0

Need to make an AWS deployment decision. A lot of this tech (docker, beanstalk) is pretty new so I don't know best practices (and I'm also foggier than I'd like to be on networking and security).

Tech details: I have a docker application from a client (python w/fastapi) that takes POST requests and spits out machine learning model results. I can build the application locally, but need to deploy it on AWS in a scalable fashion. I managed to deploy it to Elastic Beanstalk (similar to this tutorial), which gives me scalability but gives me a public url http://myapp.eba-ri5rfu4f.us-central-1.elasticbeanstalk.com which already has random bots sending GET .env requests. It doesn't need to interact with my IOT network, just other cloud apps, probably a lambda function.

What's the simplest way of deploying this? Here's my understanding of the options (you don't have to address all of these bad ideas, just want to demonstrate I've given some thought to solutions):

1. Add token: The POST input json could also expect a security token and return 404 if otherwise. Problems: Requires modifying docker application source code (don't want to have to do this!). Also still open on the internet serving malicious GET requests all day.

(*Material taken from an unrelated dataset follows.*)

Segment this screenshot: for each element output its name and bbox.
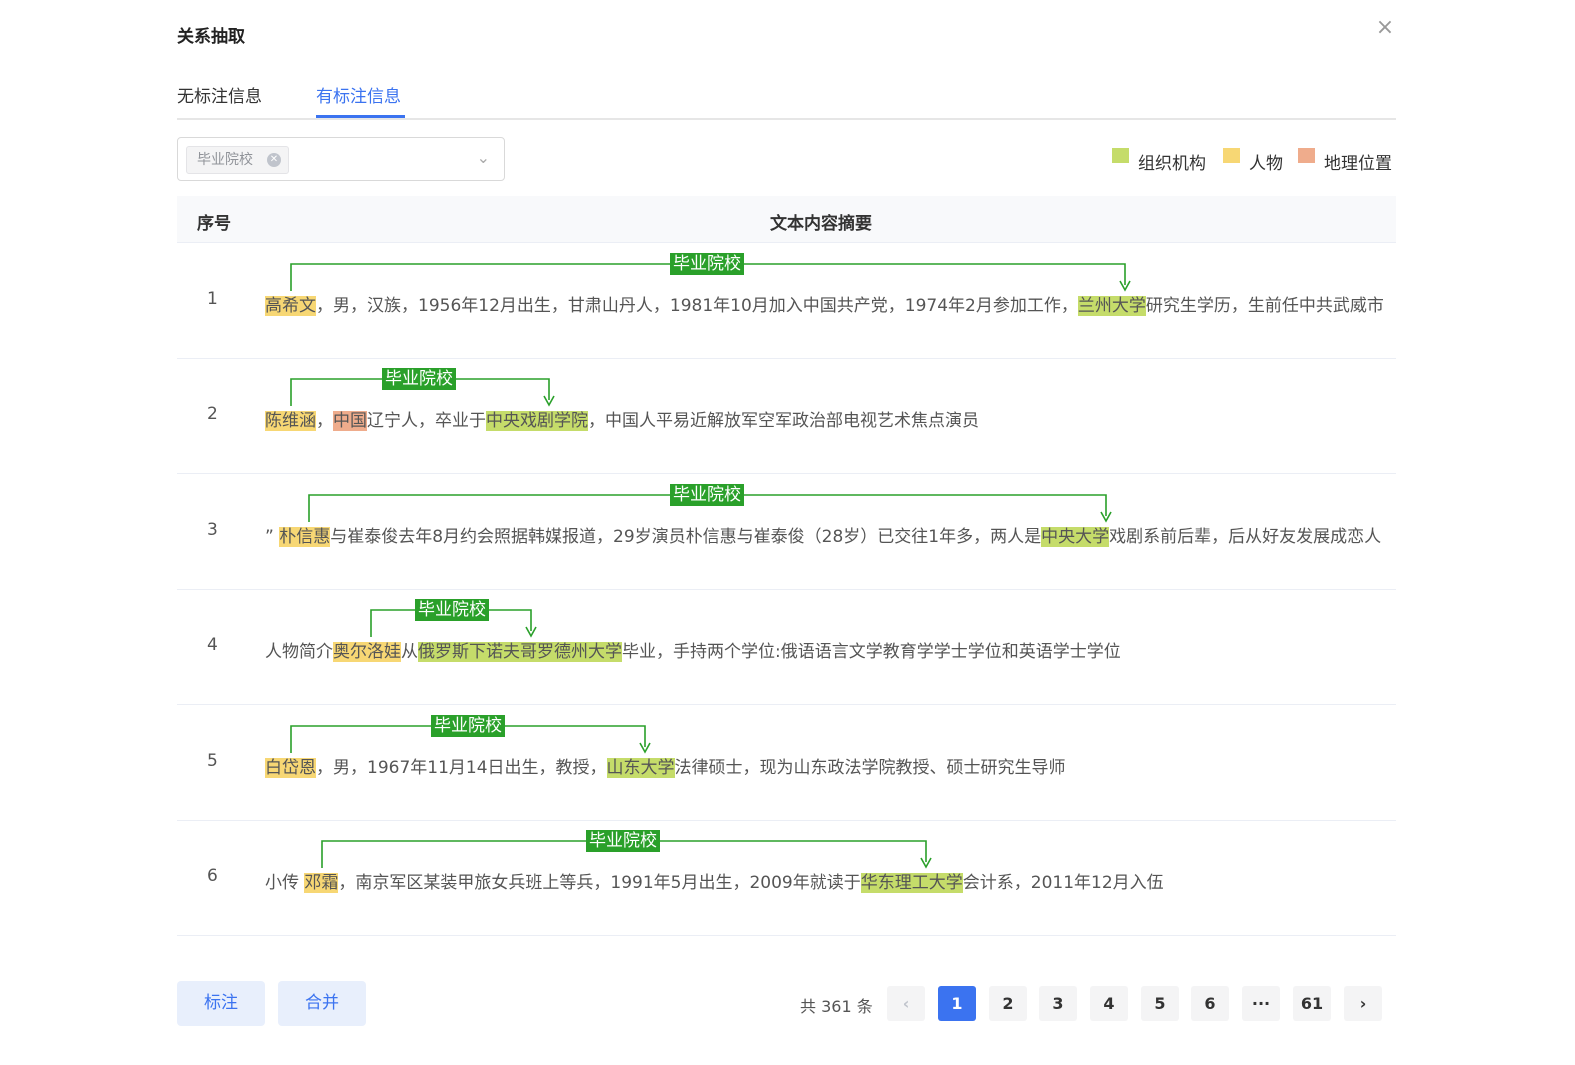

  1. Build VPC: Could make a VPC that all our cloud apps use. Problems: Don't know how to do this, or if it'll even work. Maybe I'll need one anyway? But feel like I'm adding a whole layer of architecture to maintain just so one piece gets some security.

3. Security groups: Maybe I just need to add my Elastic Beanstalk to a security group, allow only approved IP addresses through the firewall and that solves everything. Problems: Don't think this works, it's not that simple.

4. Deploy as lambda function: It'll only interface with whatever resource triggers it, no need for a public URL. Problems: Requires modifying docker source code to work with a lambda handler instead of an API. Plus feels like putting a hat on a hat, running a server in a docker container then deploying it in a "serverless" environment. Does it have to spin up a server every time the function is invoked? (Also I already tried to do this with a 2 dockerfile solution I found and gave up after it didn't work.)

5. Do nothing: Our data model is meaningless to everyone, stop wasting time on this. Problems: A malicious actor could still figure out how to do proper requests and charge us thousands in AWS fees. Don't know why someone would do this, but it just looks and feels bad to just make intellectual property public.

Appreciate any advice or feedback on this problem. I know it's an open ended question, I just need to brainstorm and confirm I'm not missing an obvious solution.

UPDATE

Using a VPC: Turns out AWS has a default VPC, so I think the best solution is to add my Beanstalk to one. I created a new beanstalk environment, this time selecting a VPC subnet under Configuration->Network. It still has a public URL though:

Instance subnets: subnet-42ttr89
Public IP address: enabled
VPC: vpc-5910921
Visibility: public

Think I'm closer, still stuck though since I don't see a way to change these settings and make it private.

1 Answers1

2

Solution using Security Groups (I think):

Create an elastic beanstalk environment normally, then modify it's Security Group to only allow access from the IP of a Network Interface of the security group of your trusted AWS resources.

  • I created a normal elastic beanstalk environment (no VPC), launched it, and confirmed its public URL was working.
  • Under EC2>Network&Security I then found the security group for the new environment's load balancer (there's two security groups, pick the one with load balancer in the name)
  • Under Edit Inbound Rules, there should be one rule allowing HTTP for 0.0.0.0/0 (all IP addresses). I replaced this with the public IP address of the Network Interface for the security group of an EC2 instance (under EC2>Network&Security>Network Interfaces). (Limiting this rule by security groups or subnet IPs doesn't work).

I then ran a python script performing a post request to my public URL while SSH'ed into an EC2 instance in the same security group, and it works. But accessing it from my browser times out! (A bit worried that the IP isn't static, will see if this works long term).